An Alabama jury took 20 minutes to convict, in a 10-2 vote, in July 2000 and decided that Miller should be put to death. Two appeals of the verdict were dismissed.
“In Alabama, we are committed to law and order and the maintenance of justice. Despite the circumstances that led to the cancellation of this execution, nothing will change the fact that a jury heard the evidence in this case and rendered a decision.
“It does not change the fact that Mr. Miller never contested his crimes. And that doesn’t change the fact that three families are still grieving,’ Alabama Governor Kay Ivey said in a statement.
“We all know very well that Michael Holdbrooks, Terry Lee Jarvis and Christopher Scott Yancey did not choose to be shot in the chest.
“Tonight, my prayers are with the families and loved ones of the victims as they are forced to continue to relive the pain of their loss,” Ivey said.
Alabama Corrections Commissioner John Hamm says the execution had to be called off due to time constraints – days after U.S. District Judge R. Austin Huffaker Jr issued an injunction on the execution. execution by Alan Miller on the method of execution.
Although Alabama has authorized nitrogen hypoxia as a method of execution, the state has never executed anyone using this method, and the Alabama prison system has not finalized procedures for the execution. use to carry out a death sentence.
Nitrogen hypoxia is a proposed method of execution in which death would be caused by forcing the inmate to breathe only nitrogen, thereby depriving them of the oxygen needed to maintain bodily functions.
It is authorized as a method of execution in three states, but no state has attempted to put an inmate to death by the untested method. Alabama officials told the judge they were working to finalize the protocol.
Many states have struggled to buy enforcement drugs in recent years after US and European pharmaceutical companies began blocking the use of their products in lethal injections. This has led some to look for alternative methods.
The aborted execution came after the execution of Joe Nathan James in July took more than three hours to start after the state had difficulty establishing an IV line, leading to accusations that the execution had been botched.
Death by nitrogen hypoxia
Alabama switched from the electric chair to lethal injection after 2002, and in 2018 lawmakers approved the use of another method, nitrogen hypoxia, amid injection defense challenges and shortages of chemicals needed for the injection procedure.
When Alabama approved nitrogen hypoxia as an alternative method of execution, state law gave inmates a brief window to designate it as their method of execution.
Death would be caused by forcing the inmate to breathe only nitrogen, thus depriving him of oxygen.
Lawmakers have speculated that death by nitrogen hypoxia might be a simpler, more humane method of execution, but critics have likened the untested method to human experimentation.

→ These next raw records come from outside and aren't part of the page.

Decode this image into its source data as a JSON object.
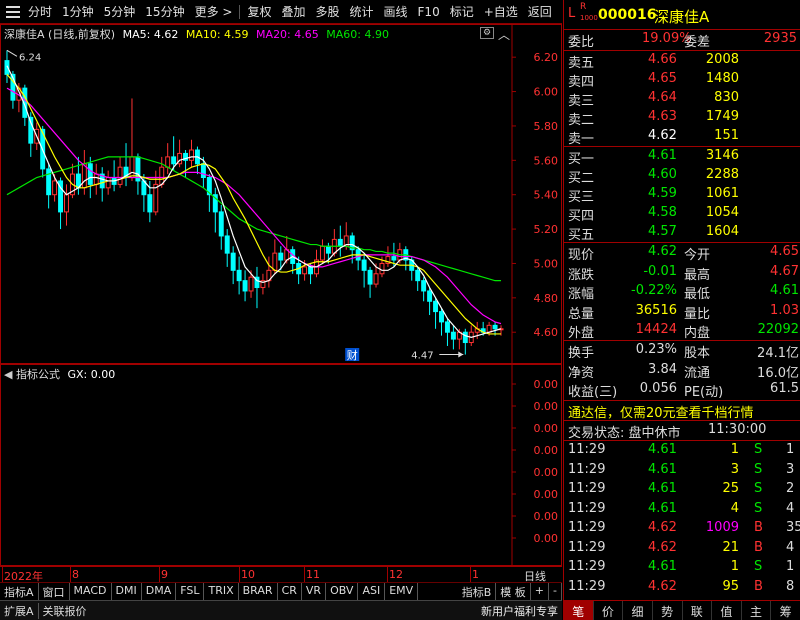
{
  "toolbar": {
    "items": [
      "分时",
      "1分钟",
      "5分钟",
      "15分钟",
      "更多 >",
      "复权",
      "叠加",
      "多股",
      "统计",
      "画线",
      "F10",
      "标记",
      "+自选",
      "返回"
    ]
  },
  "main_chart": {
    "title": "深康佳A (日线,前复权)",
    "ma5": "MA5: 4.62",
    "ma10": "MA10: 4.59",
    "ma20": "MA20: 4.65",
    "ma60": "MA60: 4.90",
    "high_label": "6.24",
    "low_label": "4.47",
    "cai_marker": "财",
    "price_ticks": [
      "6.20",
      "6.00",
      "5.80",
      "5.60",
      "5.40",
      "5.20",
      "5.00",
      "4.80",
      "4.60"
    ],
    "colors": {
      "up": "#ff3232",
      "down": "#00ffff",
      "ma5": "#ffffff",
      "ma10": "#ffff00",
      "ma20": "#ff00ff",
      "ma60": "#00e600",
      "frame": "#a00000"
    }
  },
  "chart_data": {
    "type": "candlestick",
    "x": [
      "2022年",
      "8",
      "9",
      "10",
      "11",
      "12",
      "1"
    ],
    "ylim": [
      4.45,
      6.3
    ],
    "y_ticks": [
      6.2,
      6.0,
      5.8,
      5.6,
      5.4,
      5.2,
      5.0,
      4.8,
      4.6
    ],
    "annotations": {
      "high": 6.24,
      "low": 4.47
    },
    "candles": [
      [
        6.18,
        6.1,
        6.24,
        6.05
      ],
      [
        6.1,
        5.95,
        6.12,
        5.9
      ],
      [
        5.95,
        6.02,
        6.05,
        5.88
      ],
      [
        6.02,
        5.85,
        6.04,
        5.8
      ],
      [
        5.85,
        5.7,
        5.88,
        5.62
      ],
      [
        5.7,
        5.78,
        5.82,
        5.66
      ],
      [
        5.78,
        5.55,
        5.8,
        5.5
      ],
      [
        5.55,
        5.4,
        5.58,
        5.32
      ],
      [
        5.4,
        5.48,
        5.52,
        5.36
      ],
      [
        5.48,
        5.3,
        5.5,
        5.2
      ],
      [
        5.3,
        5.4,
        5.46,
        5.22
      ],
      [
        5.4,
        5.52,
        5.58,
        5.38
      ],
      [
        5.52,
        5.44,
        5.62,
        5.4
      ],
      [
        5.44,
        5.58,
        5.66,
        5.4
      ],
      [
        5.58,
        5.46,
        5.62,
        5.38
      ],
      [
        5.46,
        5.52,
        5.58,
        5.4
      ],
      [
        5.52,
        5.44,
        5.56,
        5.36
      ],
      [
        5.44,
        5.5,
        5.54,
        5.4
      ],
      [
        5.5,
        5.46,
        5.6,
        5.42
      ],
      [
        5.46,
        5.56,
        5.62,
        5.44
      ],
      [
        5.56,
        5.5,
        5.7,
        5.45
      ],
      [
        5.5,
        5.62,
        5.96,
        5.48
      ],
      [
        5.62,
        5.48,
        5.64,
        5.4
      ],
      [
        5.48,
        5.4,
        5.52,
        5.3
      ],
      [
        5.4,
        5.3,
        5.48,
        5.24
      ],
      [
        5.3,
        5.46,
        5.54,
        5.28
      ],
      [
        5.46,
        5.56,
        5.62,
        5.44
      ],
      [
        5.56,
        5.62,
        5.7,
        5.52
      ],
      [
        5.62,
        5.58,
        5.74,
        5.54
      ],
      [
        5.58,
        5.64,
        5.72,
        5.56
      ],
      [
        5.64,
        5.6,
        5.66,
        5.5
      ],
      [
        5.6,
        5.66,
        5.72,
        5.56
      ],
      [
        5.66,
        5.58,
        5.68,
        5.52
      ],
      [
        5.58,
        5.5,
        5.62,
        5.44
      ],
      [
        5.5,
        5.4,
        5.52,
        5.3
      ],
      [
        5.4,
        5.3,
        5.44,
        5.18
      ],
      [
        5.3,
        5.16,
        5.34,
        5.08
      ],
      [
        5.16,
        5.06,
        5.2,
        4.98
      ],
      [
        5.06,
        4.96,
        5.1,
        4.88
      ],
      [
        4.96,
        4.9,
        5.04,
        4.82
      ],
      [
        4.9,
        4.84,
        4.96,
        4.78
      ],
      [
        4.84,
        4.92,
        4.96,
        4.8
      ],
      [
        4.92,
        4.86,
        4.98,
        4.74
      ],
      [
        4.86,
        4.9,
        4.94,
        4.82
      ],
      [
        4.9,
        4.96,
        5.04,
        4.86
      ],
      [
        4.96,
        5.06,
        5.14,
        4.94
      ],
      [
        5.06,
        5.02,
        5.1,
        4.96
      ],
      [
        5.02,
        5.08,
        5.16,
        5.0
      ],
      [
        5.08,
        5.0,
        5.1,
        4.94
      ],
      [
        5.0,
        4.94,
        5.04,
        4.88
      ],
      [
        4.94,
        4.98,
        5.02,
        4.9
      ],
      [
        4.98,
        4.94,
        5.0,
        4.88
      ],
      [
        4.94,
        5.02,
        5.08,
        4.92
      ],
      [
        5.02,
        5.1,
        5.14,
        5.0
      ],
      [
        5.1,
        5.06,
        5.12,
        5.0
      ],
      [
        5.06,
        5.14,
        5.2,
        5.04
      ],
      [
        5.14,
        5.1,
        5.22,
        5.04
      ],
      [
        5.1,
        5.16,
        5.24,
        5.08
      ],
      [
        5.16,
        5.08,
        5.18,
        5.0
      ],
      [
        5.08,
        5.02,
        5.1,
        4.96
      ],
      [
        5.02,
        4.96,
        5.06,
        4.86
      ],
      [
        4.96,
        4.88,
        4.98,
        4.8
      ],
      [
        4.88,
        4.94,
        5.0,
        4.86
      ],
      [
        4.94,
        5.0,
        5.04,
        4.92
      ],
      [
        5.0,
        5.04,
        5.1,
        4.98
      ],
      [
        5.04,
        5.02,
        5.12,
        4.98
      ],
      [
        5.02,
        5.08,
        5.12,
        5.0
      ],
      [
        5.08,
        5.02,
        5.1,
        4.96
      ],
      [
        5.02,
        4.96,
        5.04,
        4.9
      ],
      [
        4.96,
        4.9,
        4.98,
        4.84
      ],
      [
        4.9,
        4.84,
        4.92,
        4.78
      ],
      [
        4.84,
        4.78,
        4.86,
        4.7
      ],
      [
        4.78,
        4.72,
        4.8,
        4.62
      ],
      [
        4.72,
        4.66,
        4.74,
        4.58
      ],
      [
        4.66,
        4.6,
        4.68,
        4.52
      ],
      [
        4.6,
        4.56,
        4.64,
        4.5
      ],
      [
        4.56,
        4.6,
        4.62,
        4.5
      ],
      [
        4.6,
        4.54,
        4.62,
        4.47
      ],
      [
        4.54,
        4.6,
        4.64,
        4.52
      ],
      [
        4.6,
        4.62,
        4.66,
        4.56
      ],
      [
        4.62,
        4.6,
        4.66,
        4.58
      ],
      [
        4.6,
        4.64,
        4.66,
        4.58
      ],
      [
        4.64,
        4.62,
        4.66,
        4.58
      ],
      [
        4.62,
        4.62,
        4.64,
        4.58
      ]
    ],
    "ma5": [
      6.15,
      6.08,
      6.0,
      5.92,
      5.82,
      5.74,
      5.66,
      5.58,
      5.5,
      5.44,
      5.4,
      5.42,
      5.44,
      5.48,
      5.5,
      5.5,
      5.49,
      5.48,
      5.48,
      5.49,
      5.51,
      5.53,
      5.52,
      5.48,
      5.44,
      5.44,
      5.46,
      5.5,
      5.56,
      5.6,
      5.61,
      5.62,
      5.62,
      5.6,
      5.55,
      5.48,
      5.38,
      5.27,
      5.16,
      5.07,
      4.98,
      4.94,
      4.9,
      4.89,
      4.9,
      4.94,
      4.97,
      5.02,
      5.04,
      5.02,
      5.0,
      4.98,
      4.98,
      5.0,
      5.02,
      5.06,
      5.09,
      5.11,
      5.11,
      5.09,
      5.06,
      5.02,
      4.98,
      4.96,
      4.96,
      4.98,
      5.02,
      5.03,
      5.02,
      4.98,
      4.93,
      4.86,
      4.8,
      4.74,
      4.68,
      4.64,
      4.6,
      4.58,
      4.57,
      4.58,
      4.59,
      4.6,
      4.61,
      4.62
    ],
    "ma10": [
      6.1,
      6.06,
      6.02,
      5.97,
      5.9,
      5.83,
      5.76,
      5.69,
      5.62,
      5.56,
      5.5,
      5.46,
      5.44,
      5.44,
      5.45,
      5.46,
      5.47,
      5.48,
      5.48,
      5.49,
      5.5,
      5.51,
      5.51,
      5.5,
      5.49,
      5.49,
      5.49,
      5.5,
      5.51,
      5.52,
      5.54,
      5.56,
      5.57,
      5.58,
      5.57,
      5.55,
      5.5,
      5.45,
      5.38,
      5.32,
      5.26,
      5.19,
      5.12,
      5.05,
      4.99,
      4.96,
      4.95,
      4.95,
      4.96,
      4.97,
      4.99,
      5.0,
      5.01,
      5.01,
      5.01,
      5.02,
      5.03,
      5.04,
      5.05,
      5.05,
      5.05,
      5.04,
      5.03,
      5.02,
      5.01,
      5.0,
      4.99,
      4.99,
      4.99,
      4.98,
      4.96,
      4.92,
      4.88,
      4.84,
      4.8,
      4.76,
      4.72,
      4.68,
      4.65,
      4.62,
      4.6,
      4.59,
      4.59,
      4.59
    ],
    "ma20": [
      6.02,
      6.0,
      5.98,
      5.95,
      5.92,
      5.88,
      5.84,
      5.8,
      5.76,
      5.72,
      5.68,
      5.64,
      5.6,
      5.57,
      5.54,
      5.52,
      5.51,
      5.5,
      5.5,
      5.5,
      5.5,
      5.5,
      5.5,
      5.5,
      5.5,
      5.5,
      5.5,
      5.5,
      5.51,
      5.52,
      5.53,
      5.53,
      5.53,
      5.52,
      5.51,
      5.5,
      5.48,
      5.46,
      5.43,
      5.4,
      5.36,
      5.32,
      5.28,
      5.24,
      5.2,
      5.16,
      5.12,
      5.08,
      5.05,
      5.02,
      5.0,
      4.99,
      4.98,
      4.98,
      4.99,
      5.0,
      5.01,
      5.02,
      5.03,
      5.04,
      5.05,
      5.05,
      5.05,
      5.05,
      5.05,
      5.05,
      5.04,
      5.04,
      5.04,
      5.03,
      5.02,
      5.0,
      4.98,
      4.95,
      4.92,
      4.88,
      4.84,
      4.8,
      4.76,
      4.73,
      4.7,
      4.68,
      4.66,
      4.65
    ],
    "ma60": [
      5.4,
      5.42,
      5.44,
      5.46,
      5.48,
      5.5,
      5.51,
      5.52,
      5.53,
      5.54,
      5.55,
      5.56,
      5.57,
      5.58,
      5.59,
      5.6,
      5.61,
      5.62,
      5.62,
      5.62,
      5.62,
      5.62,
      5.62,
      5.61,
      5.6,
      5.59,
      5.58,
      5.56,
      5.54,
      5.52,
      5.5,
      5.48,
      5.46,
      5.44,
      5.41,
      5.38,
      5.35,
      5.32,
      5.29,
      5.26,
      5.24,
      5.22,
      5.2,
      5.19,
      5.18,
      5.17,
      5.16,
      5.15,
      5.14,
      5.13,
      5.12,
      5.11,
      5.11,
      5.1,
      5.1,
      5.1,
      5.1,
      5.1,
      5.09,
      5.09,
      5.08,
      5.08,
      5.07,
      5.07,
      5.06,
      5.06,
      5.05,
      5.05,
      5.04,
      5.03,
      5.02,
      5.01,
      5.0,
      4.99,
      4.98,
      4.97,
      4.96,
      4.95,
      4.94,
      4.93,
      4.92,
      4.91,
      4.9,
      4.9
    ]
  },
  "indicator_pane": {
    "title": "指标公式",
    "value": "GX: 0.00",
    "ticks": [
      "0.00",
      "0.00",
      "0.00",
      "0.00",
      "0.00",
      "0.00",
      "0.00",
      "0.00"
    ]
  },
  "date_axis": {
    "labels": [
      "2022年",
      "8",
      "9",
      "10",
      "11",
      "12",
      "1"
    ],
    "period": "日线"
  },
  "indicator_tabs": [
    "指标A",
    "窗口",
    "MACD",
    "DMI",
    "DMA",
    "FSL",
    "TRIX",
    "BRAR",
    "CR",
    "VR",
    "OBV",
    "ASI",
    "EMV",
    "指标B",
    "模 板",
    "+",
    "-"
  ],
  "status_bar": {
    "left": [
      "扩展A",
      "关联报价"
    ],
    "right": "新用户福利专享"
  },
  "quote": {
    "code": "000016",
    "name": "深康佳A",
    "flag_l": "L",
    "flag_r": "R",
    "flag_num": "1000",
    "weibi_label": "委比",
    "weibi": "19.09%",
    "weicha_label": "委差",
    "weicha": "2935",
    "asks": [
      {
        "label": "卖五",
        "price": "4.66",
        "vol": "2008"
      },
      {
        "label": "卖四",
        "price": "4.65",
        "vol": "1480"
      },
      {
        "label": "卖三",
        "price": "4.64",
        "vol": "830"
      },
      {
        "label": "卖二",
        "price": "4.63",
        "vol": "1749"
      },
      {
        "label": "卖一",
        "price": "4.62",
        "vol": "151"
      }
    ],
    "bids": [
      {
        "label": "买一",
        "price": "4.61",
        "vol": "3146"
      },
      {
        "label": "买二",
        "price": "4.60",
        "vol": "2288"
      },
      {
        "label": "买三",
        "price": "4.59",
        "vol": "1061"
      },
      {
        "label": "买四",
        "price": "4.58",
        "vol": "1054"
      },
      {
        "label": "买五",
        "price": "4.57",
        "vol": "1604"
      }
    ],
    "stats": [
      {
        "l1": "现价",
        "v1": "4.62",
        "l2": "今开",
        "v2": "4.65"
      },
      {
        "l1": "涨跌",
        "v1": "-0.01",
        "l2": "最高",
        "v2": "4.67"
      },
      {
        "l1": "涨幅",
        "v1": "-0.22%",
        "l2": "最低",
        "v2": "4.61"
      },
      {
        "l1": "总量",
        "v1": "36516",
        "l2": "量比",
        "v2": "1.03"
      },
      {
        "l1": "外盘",
        "v1": "14424",
        "l2": "内盘",
        "v2": "22092"
      }
    ],
    "fund": [
      {
        "l1": "换手",
        "v1": "0.23%",
        "l2": "股本",
        "v2": "24.1亿"
      },
      {
        "l1": "净资",
        "v1": "3.84",
        "l2": "流通",
        "v2": "16.0亿"
      },
      {
        "l1": "收益(三)",
        "v1": "0.056",
        "l2": "PE(动)",
        "v2": "61.5"
      }
    ],
    "promo": "通达信，仅需20元查看千档行情",
    "trade_status_label": "交易状态: 盘中休市",
    "trade_status_time": "11:30:00",
    "ticks": [
      {
        "time": "11:29",
        "price": "4.61",
        "vol": "1",
        "side": "S",
        "num": "1"
      },
      {
        "time": "11:29",
        "price": "4.61",
        "vol": "3",
        "side": "S",
        "num": "3"
      },
      {
        "time": "11:29",
        "price": "4.61",
        "vol": "25",
        "side": "S",
        "num": "2"
      },
      {
        "time": "11:29",
        "price": "4.61",
        "vol": "4",
        "side": "S",
        "num": "4"
      },
      {
        "time": "11:29",
        "price": "4.62",
        "vol": "1009",
        "side": "B",
        "num": "35"
      },
      {
        "time": "11:29",
        "price": "4.62",
        "vol": "21",
        "side": "B",
        "num": "4"
      },
      {
        "time": "11:29",
        "price": "4.61",
        "vol": "1",
        "side": "S",
        "num": "1"
      },
      {
        "time": "11:29",
        "price": "4.62",
        "vol": "95",
        "side": "B",
        "num": "8"
      }
    ]
  },
  "bottom_tabs": [
    "笔",
    "价",
    "细",
    "势",
    "联",
    "值",
    "主",
    "筹"
  ]
}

Hypoxia occurs when a person lacks an adequate supply of oxygen.
Nitrogen hypoxia during an execution would be induced by having the offender breathe a gas mixture of pure nitrogen.

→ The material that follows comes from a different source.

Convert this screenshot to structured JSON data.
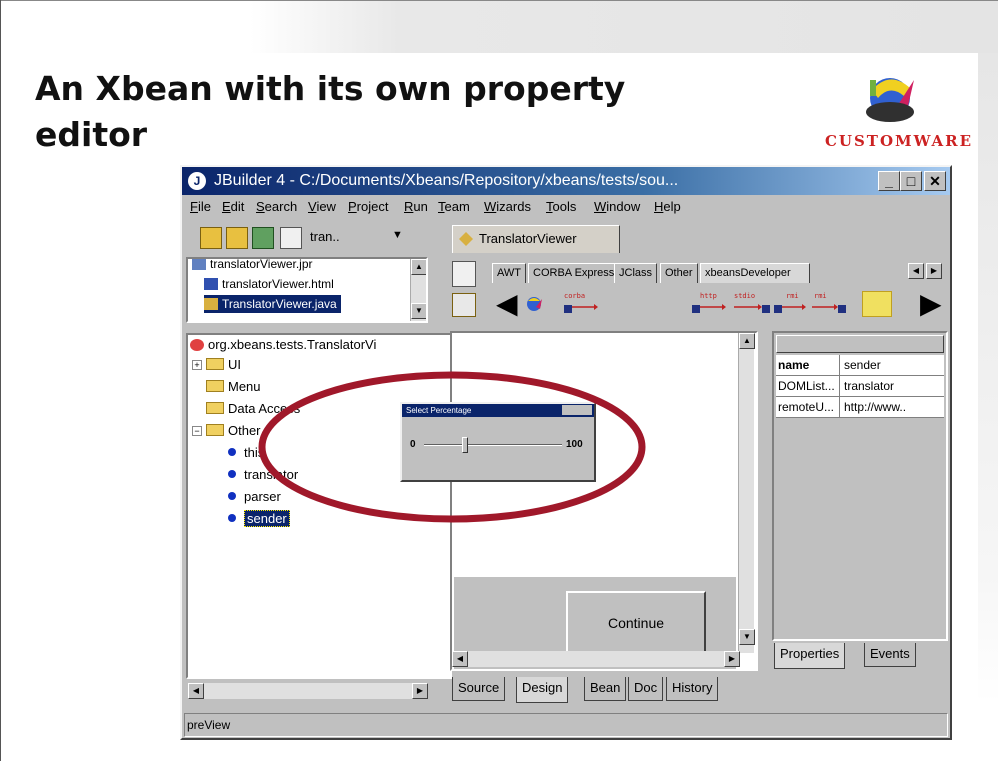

Nitrogen can be supplied using a medical grade oxygen tent around the head or a face mask similar to those used by firefighters.
Offenders lost consciousness about fifteen seconds after switching from oxygen to nitrogen.

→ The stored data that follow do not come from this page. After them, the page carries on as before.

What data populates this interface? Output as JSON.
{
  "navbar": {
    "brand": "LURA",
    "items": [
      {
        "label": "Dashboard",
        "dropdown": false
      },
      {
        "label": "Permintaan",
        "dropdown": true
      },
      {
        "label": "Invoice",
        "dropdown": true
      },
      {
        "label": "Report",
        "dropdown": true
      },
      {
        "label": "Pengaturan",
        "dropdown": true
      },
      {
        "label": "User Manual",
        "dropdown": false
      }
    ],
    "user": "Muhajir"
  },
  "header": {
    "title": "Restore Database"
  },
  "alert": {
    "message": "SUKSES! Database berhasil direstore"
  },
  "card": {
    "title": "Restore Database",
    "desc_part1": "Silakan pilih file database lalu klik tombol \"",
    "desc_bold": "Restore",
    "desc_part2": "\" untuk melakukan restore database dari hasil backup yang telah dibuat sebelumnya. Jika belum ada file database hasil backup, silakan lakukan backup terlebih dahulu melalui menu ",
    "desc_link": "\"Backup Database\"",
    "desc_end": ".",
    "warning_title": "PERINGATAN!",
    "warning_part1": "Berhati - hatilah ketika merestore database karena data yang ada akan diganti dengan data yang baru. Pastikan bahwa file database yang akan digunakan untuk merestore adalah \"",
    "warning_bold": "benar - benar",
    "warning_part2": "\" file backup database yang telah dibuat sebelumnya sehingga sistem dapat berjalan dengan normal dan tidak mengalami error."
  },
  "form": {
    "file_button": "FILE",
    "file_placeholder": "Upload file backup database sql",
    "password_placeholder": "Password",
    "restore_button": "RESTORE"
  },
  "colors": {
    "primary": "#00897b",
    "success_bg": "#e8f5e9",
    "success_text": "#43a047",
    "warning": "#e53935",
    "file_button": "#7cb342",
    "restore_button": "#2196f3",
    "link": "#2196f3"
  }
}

About thirty seconds later they would stop producing brain waves and the heart would stop beating about two to three minutes after that.
Nor would nitrogen hypoxia probably produce the horrific deaths that result from cyanide gas executions.
The convict would feel mildly intoxicated before losing consciousness and eventually dying.
According to the Death Penalty Information Center, no state has used nitrogen hypoxia to carry out an execution, and no state has developed a protocol for its use.
Alabama has not yet developed a system for using nitrogen to carry out executions, but should have protocols in place before the end of 2022.